Asked about reinsurance’s potential impact on the drugs’ use, Myers says that most companies do “lasering,” where a person with a condition likely to exceed a deductible is given a higher deductible. Sometimes these companies will not cover over a certain amount or for certain conditions. For example, some firms are putting in riders saying they won’t cover gene therapies for several years after approval or products with accelerated approval. In the case of patients new to a costly therapy, reinsurers may choose to raise their rates, reduce coverage for those individuals, impact how people access a drug or drop a plan entirely.

Many Payers Will Manage Drugs at Parity

Between Feb. 25 and April 1, Zitter Insights polled 49 commercial payers with 134.1 million covered lives over their anticipated management of Evrysdi within six months of its launch. Respondents with almost two-thirds of lives said they were somewhat likely and highly likely to manage Evrysdi at parity with the other SMA treatments. Respondents with about half of the covered lives said a lower-priced Evrysdi would allow them to negotiate deeper discounts for both Spinraza and Zolgensma. Those respondents said they were looking for a 24% discount off Zolgensma’s WAC and 18% off Spinraza’s.

AIS Health and Zitter are both owned by MMIT.

Respondents with 90% of covered lives said they were likely to cover Evrysdi to label, those with 7% of lives said they would cover it more restrictively, and plans with 3% of lives said they would not cover the therapy within six months of launch. One plan said that if Evrysdi is less expensive than Spinraza, it would prefer Evrysdi.

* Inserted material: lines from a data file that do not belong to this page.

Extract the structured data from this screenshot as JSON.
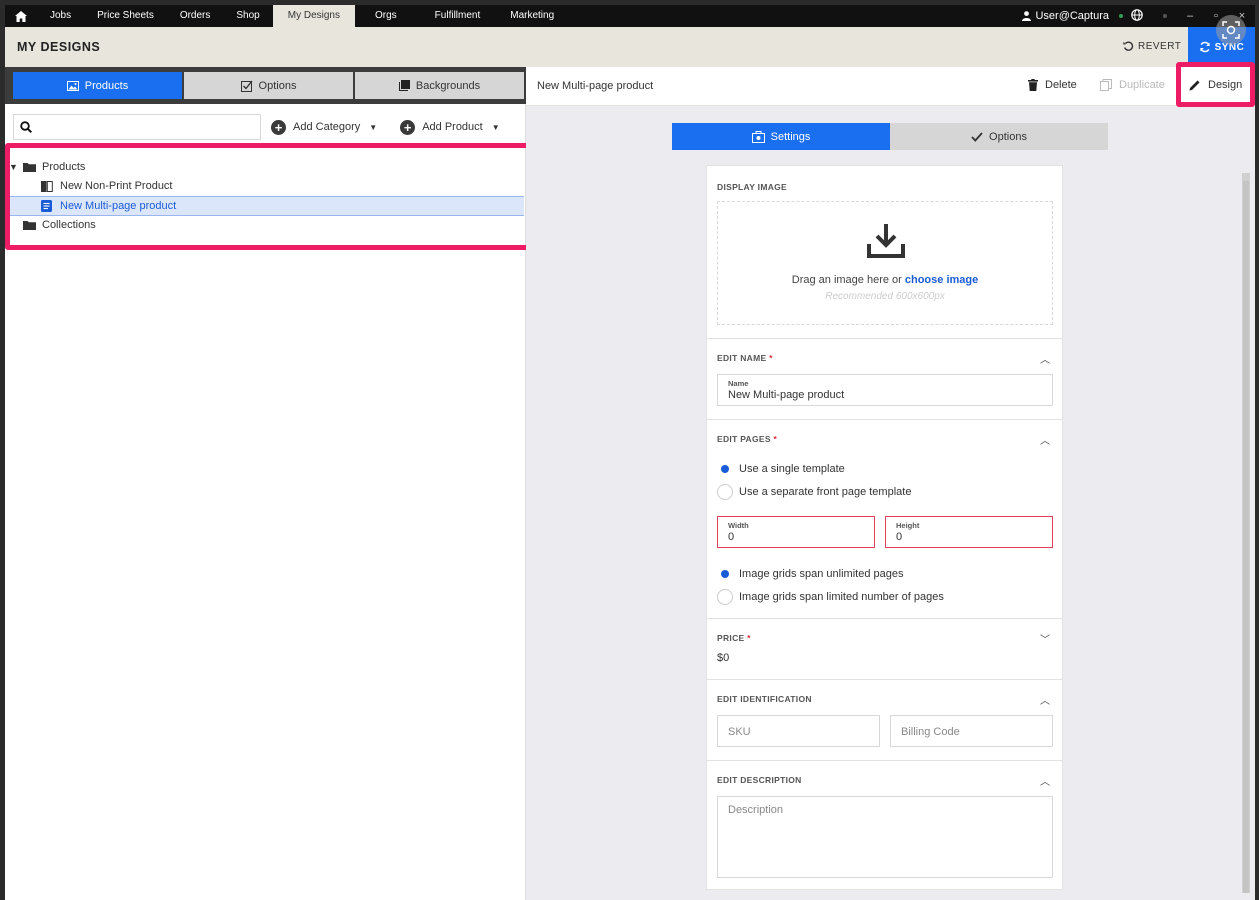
{
  "topnav": {
    "items": [
      "Jobs",
      "Price Sheets",
      "Orders",
      "Shop",
      "My Designs",
      "Orgs",
      "Fulfillment",
      "Marketing"
    ],
    "user": "User@Captura"
  },
  "header": {
    "title": "MY DESIGNS",
    "revert_label": "REVERT",
    "sync_label": "SYNC"
  },
  "left": {
    "tabs": [
      "Products",
      "Options",
      "Backgrounds"
    ],
    "search_placeholder": "",
    "add_category_label": "Add Category",
    "add_product_label": "Add Product",
    "tree": {
      "products_folder": "Products",
      "item1": "New Non-Print Product",
      "item2": "New Multi-page product",
      "collections_folder": "Collections"
    }
  },
  "right": {
    "title": "New Multi-page product",
    "delete_label": "Delete",
    "duplicate_label": "Duplicate",
    "design_label": "Design",
    "tabs": [
      "Settings",
      "Options"
    ],
    "display_image": {
      "title": "DISPLAY IMAGE",
      "drag_text": "Drag an image here or ",
      "choose_link": "choose image",
      "recommended": "Recommended 600x600px"
    },
    "edit_name": {
      "title": "EDIT NAME",
      "field_label": "Name",
      "field_value": "New Multi-page product"
    },
    "edit_pages": {
      "title": "EDIT PAGES",
      "radio1": "Use a single template",
      "radio2": "Use a separate front page template",
      "width_label": "Width",
      "width_value": "0",
      "height_label": "Height",
      "height_value": "0",
      "radio3": "Image grids span unlimited pages",
      "radio4": "Image grids span limited number of pages"
    },
    "price": {
      "title": "PRICE",
      "value": "$0"
    },
    "edit_identification": {
      "title": "EDIT IDENTIFICATION",
      "sku_placeholder": "SKU",
      "billing_placeholder": "Billing Code"
    },
    "edit_description": {
      "title": "EDIT DESCRIPTION",
      "description_placeholder": "Description"
    }
  },
  "colors": {
    "accent": "#1a6ef0",
    "highlight": "#ee1c64",
    "required": "#e0263a"
  }
}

Will Pandemic Boost Evrysdi Prescribing?

With many people staying home during the COVID-19 pandemic, will Evrysdi’s route of administration be a benefit?

“Because Evrysdi is orally administered, the convenience over an intrathecal administration may come into play regardless of the pandemic but also especially during a pandemic,” says Kjesbo.

The drug is “almost pandemic-agnostic,” states Myers. “This is an incredibly serious disease [that] can’t wait to be treated.”